Change struct dataframe value correct way

Hello I have a struct with inside other two structs:

Base.@kwdef mutable struct MyDataset
  input::MyInputDataset = MyInputDataset()
  processed::MyInputDataset = MyInputDataset()
end

Base.@kwdef mutable struct MyInputDataset 
  first_st::FirstStruct = FirstStruct()
  second_st::SecondStruct = SecondStruct()
  df1::DataFrame = DataFrame()
  df2::DataFrame = DataFrame()
end

Now I instantiate the df1 dataframe inside the input struct and let the same dataframe from the processed struct to point to it

julia> dataset.input.df1 = DataFrame("w"=>2)
1×1 DataFrame
 Row │ w     
     │ Int64
─────┼───────
   1 │     2

julia> dataset.processed.df1 = dataset.input.df1 
1×1 DataFrame
 Row │ w     
     │ Int64
─────┼───────
   1 │     2

After that if I want to change the dataframe of the processed it will change also the value of the input’s dataframe

julia> dataset.processed.df1 = DataFrame("r"=>2)
1×1 DataFrame
 Row │ r     
     │ Int64
─────┼───────
   1 │     2

julia> dataset.input.df1 
1×1 DataFrame
 Row │ r     
     │ Int64
─────┼───────
   1 │     2

Could anyone explain me why and/or help me?

Thank you

When you assign dataset.processed.df1 = dataset.input.df1 , you’re not creating a new dataframe with the same contents, instead you’re making processed.df1 point to the same DataFrame as input.df1. This is generally how Julia works: assignment does not create a new copy.
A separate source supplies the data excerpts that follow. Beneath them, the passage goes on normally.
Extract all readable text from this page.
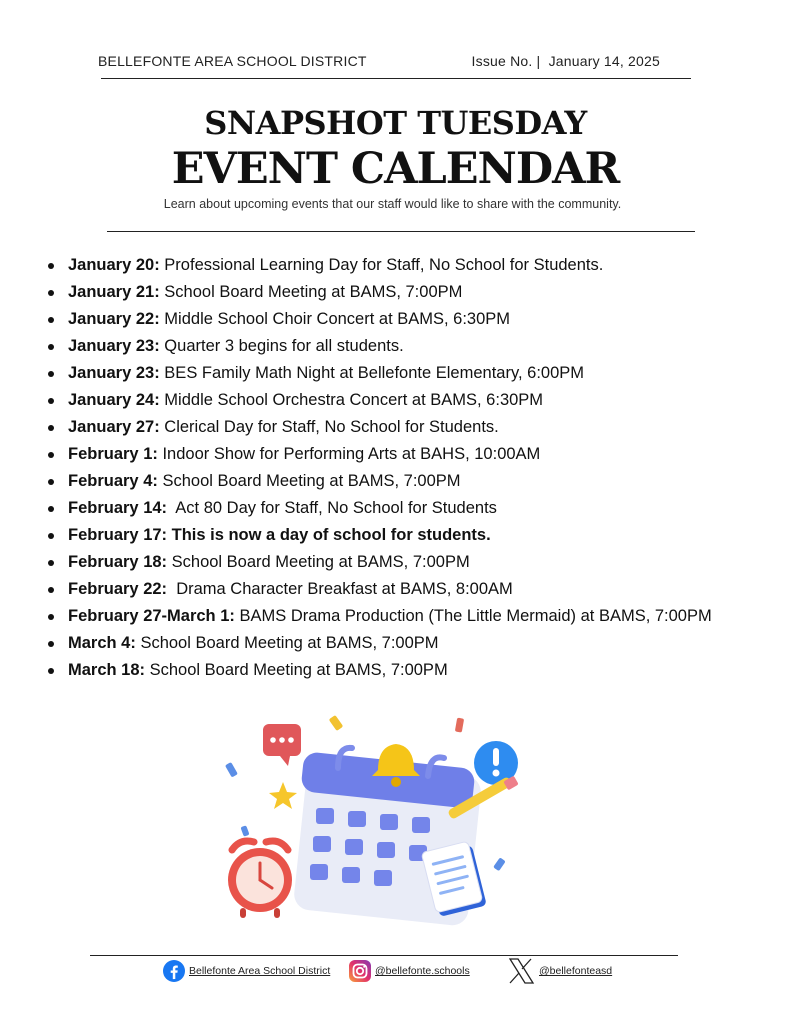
BELLEFONTE AREA SCHOOL DISTRICT	Issue No. | January 14, 2025
SNAPSHOT TUESDAY
EVENT CALENDAR
Learn about upcoming events that our staff would like to share with the community.
January 20: Professional Learning Day for Staff, No School for Students.
January 21: School Board Meeting at BAMS, 7:00PM
January 22: Middle School Choir Concert at BAMS, 6:30PM
January 23: Quarter 3 begins for all students.
January 23: BES Family Math Night at Bellefonte Elementary, 6:00PM
January 24: Middle School Orchestra Concert at BAMS, 6:30PM
January 27: Clerical Day for Staff, No School for Students.
February 1: Indoor Show for Performing Arts at BAHS, 10:00AM
February 4: School Board Meeting at BAMS, 7:00PM
February 14:  Act 80 Day for Staff, No School for Students
February 17: This is now a day of school for students.
February 18: School Board Meeting at BAMS, 7:00PM
February 22:  Drama Character Breakfast at BAMS, 8:00AM
February 27-March 1: BAMS Drama Production (The Little Mermaid) at BAMS, 7:00PM
March 4: School Board Meeting at BAMS, 7:00PM
March 18: School Board Meeting at BAMS, 7:00PM
Bellefonte Area School District	@bellefonte.schools	@bellefonteasd
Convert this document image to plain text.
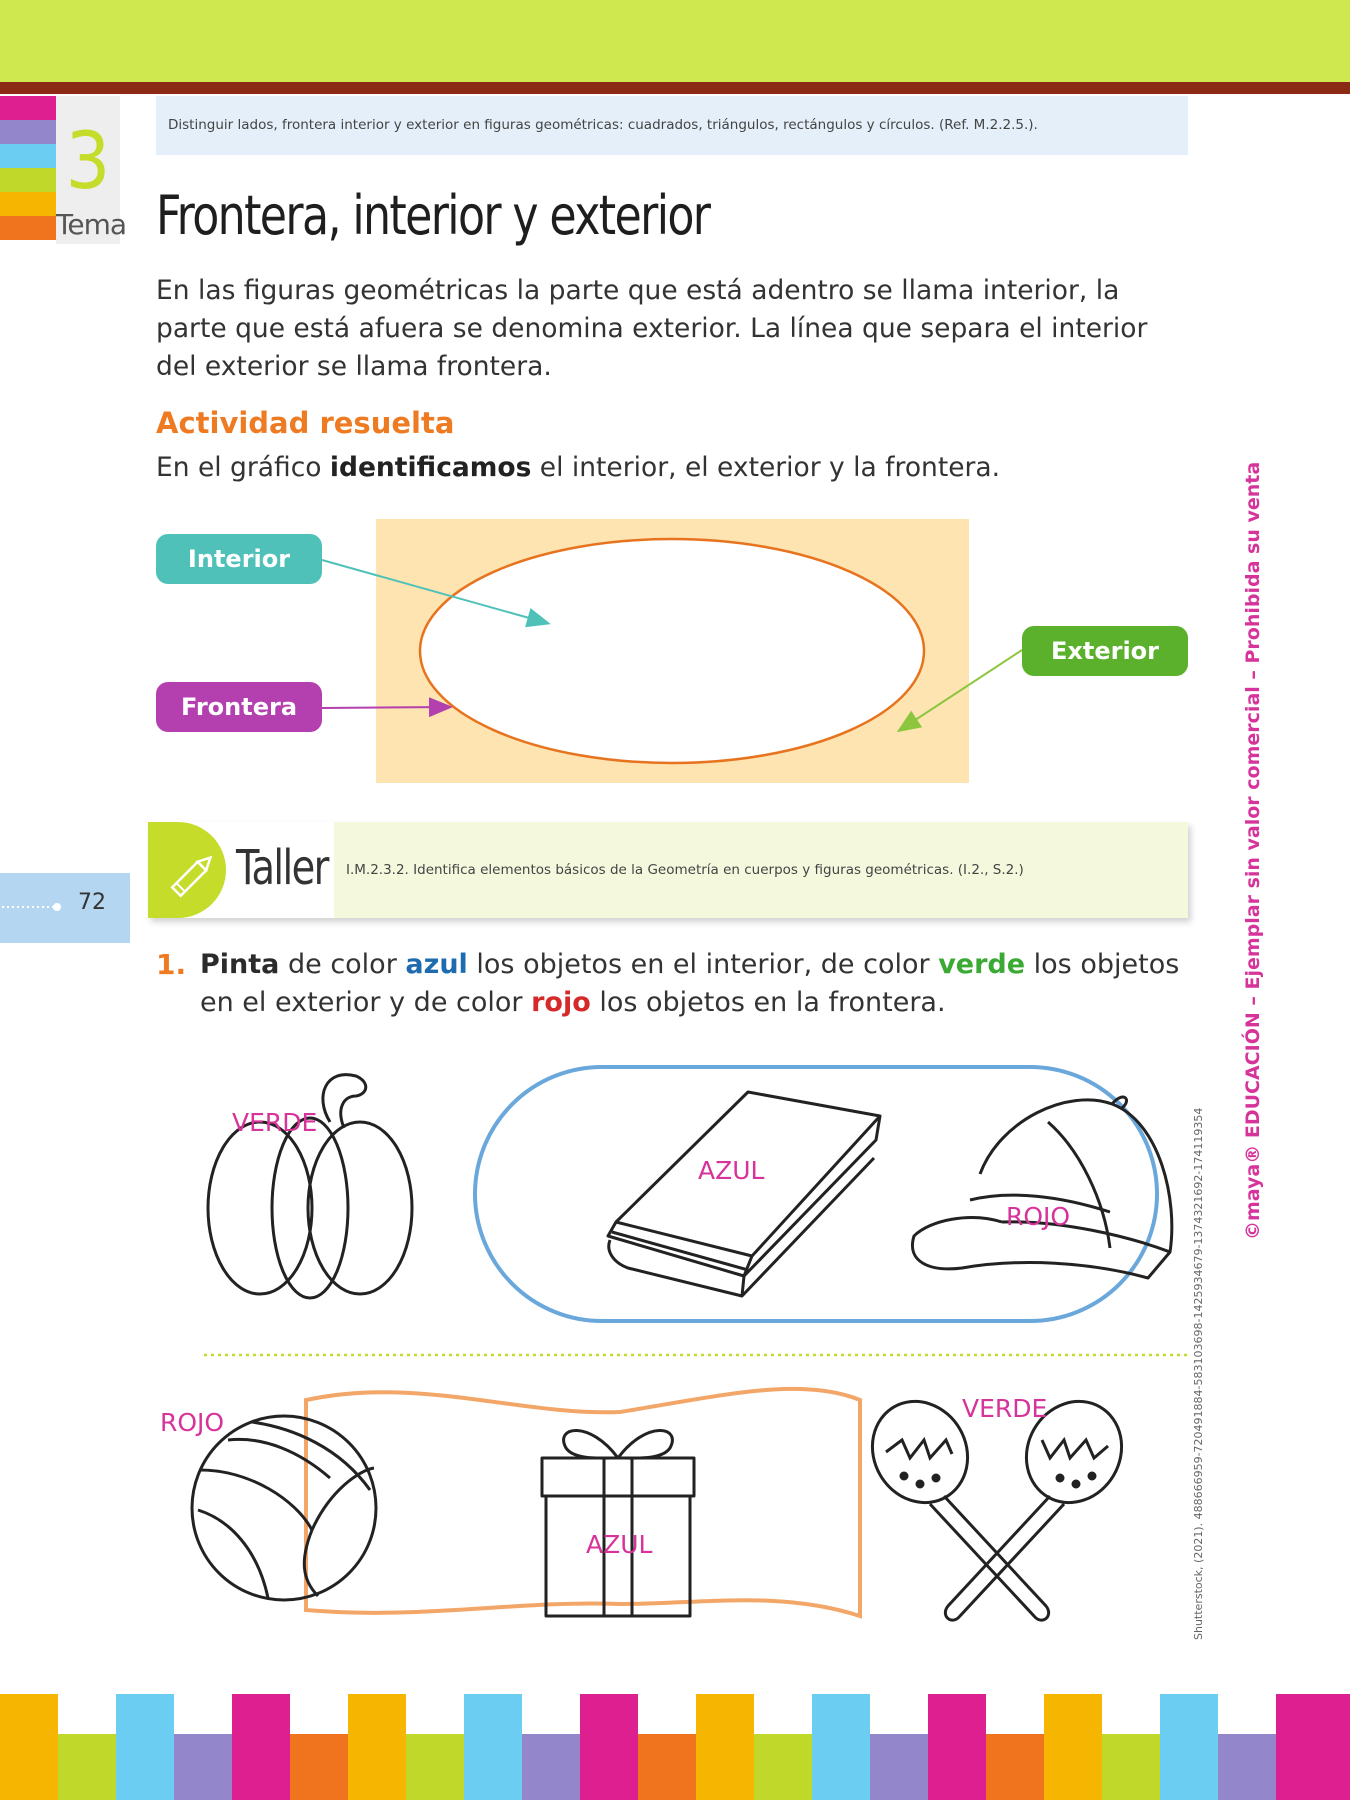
3
Tema
Distinguir lados, frontera interior y exterior en figuras geométricas: cuadrados, triángulos, rectángulos y círculos. (Ref. M.2.2.5.).
Frontera, interior y exterior
En las figuras geométricas la parte que está adentro se llama interior, la parte que está afuera se denomina exterior. La línea que separa el interior del exterior se llama frontera.
Actividad resuelta
En el gráfico identificamos el interior, el exterior y la frontera.
Interior
Frontera
Exterior
Taller I.M.2.3.2. Identifica elementos básicos de la Geometría en cuerpos y figuras geométricas. (I.2., S.2.)
72
1. Pinta de color azul los objetos en el interior, de color verde los objetos en el exterior y de color rojo los objetos en la frontera.
VERDE
AZUL
ROJO
ROJO
AZUL
VERDE
©maya® EDUCACIÓN – Ejemplar sin valor comercial – Prohibida su venta
Shutterstock, (2021). 488666959-720491884-583103698-1425934679-1374321692-174119354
If you want it to be a new DF, create a new dataframe with the copy method, for eg. dataset.processed.df1 = copy(dataset.input.df1; copycols=true) .

Welcome to the Julia community!

If I understand correctly, you’re showing desired behaviour here, i.e. you’d want dataset.input.df1 to be as you printed (which is not how this currently works)? If so, then the situation is that you here reassign dataset.processed.df1 to point to a new DataFrame (with "r"), while dataset.input.df1 still refers to the old one (with "w"). Instead, you need to modify the original DataFrame inplace (using ! methods). E.g.
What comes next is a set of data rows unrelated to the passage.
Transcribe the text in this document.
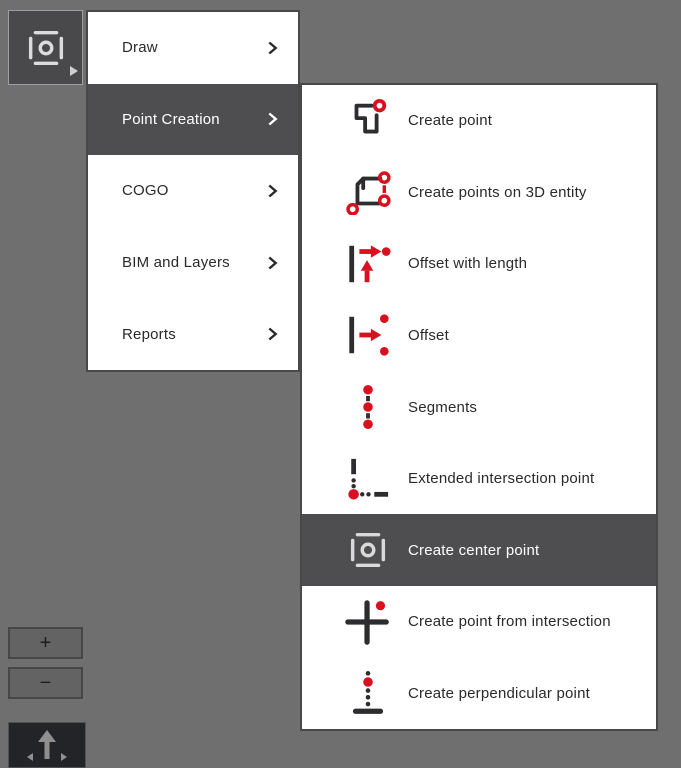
Draw
Point Creation
COGO
BIM and Layers
Reports
Create point
Create points on 3D entity
Offset with length
Offset
Segments
Extended intersection point
Create center point
Create point from intersection
Create perpendicular point
+
−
julia> dataset.processed.df1 = dataset.input.df1 = DataFrame("w"=>2);

julia> rename!(dataset.processed.df1, :w => :r)  # Change the content of dataset.processed.df1, but don't reassign the variable
1×1 DataFrame
 Row │ r
     │ Int64
─────┼───────
   1 │     2

julia> dataset.input.df1
1×1 DataFrame
 Row │ r
     │ Int64
─────┼───────
   1 │     2

Alternatively, and for the same reasons, you could work with Refs / Base.RefValues.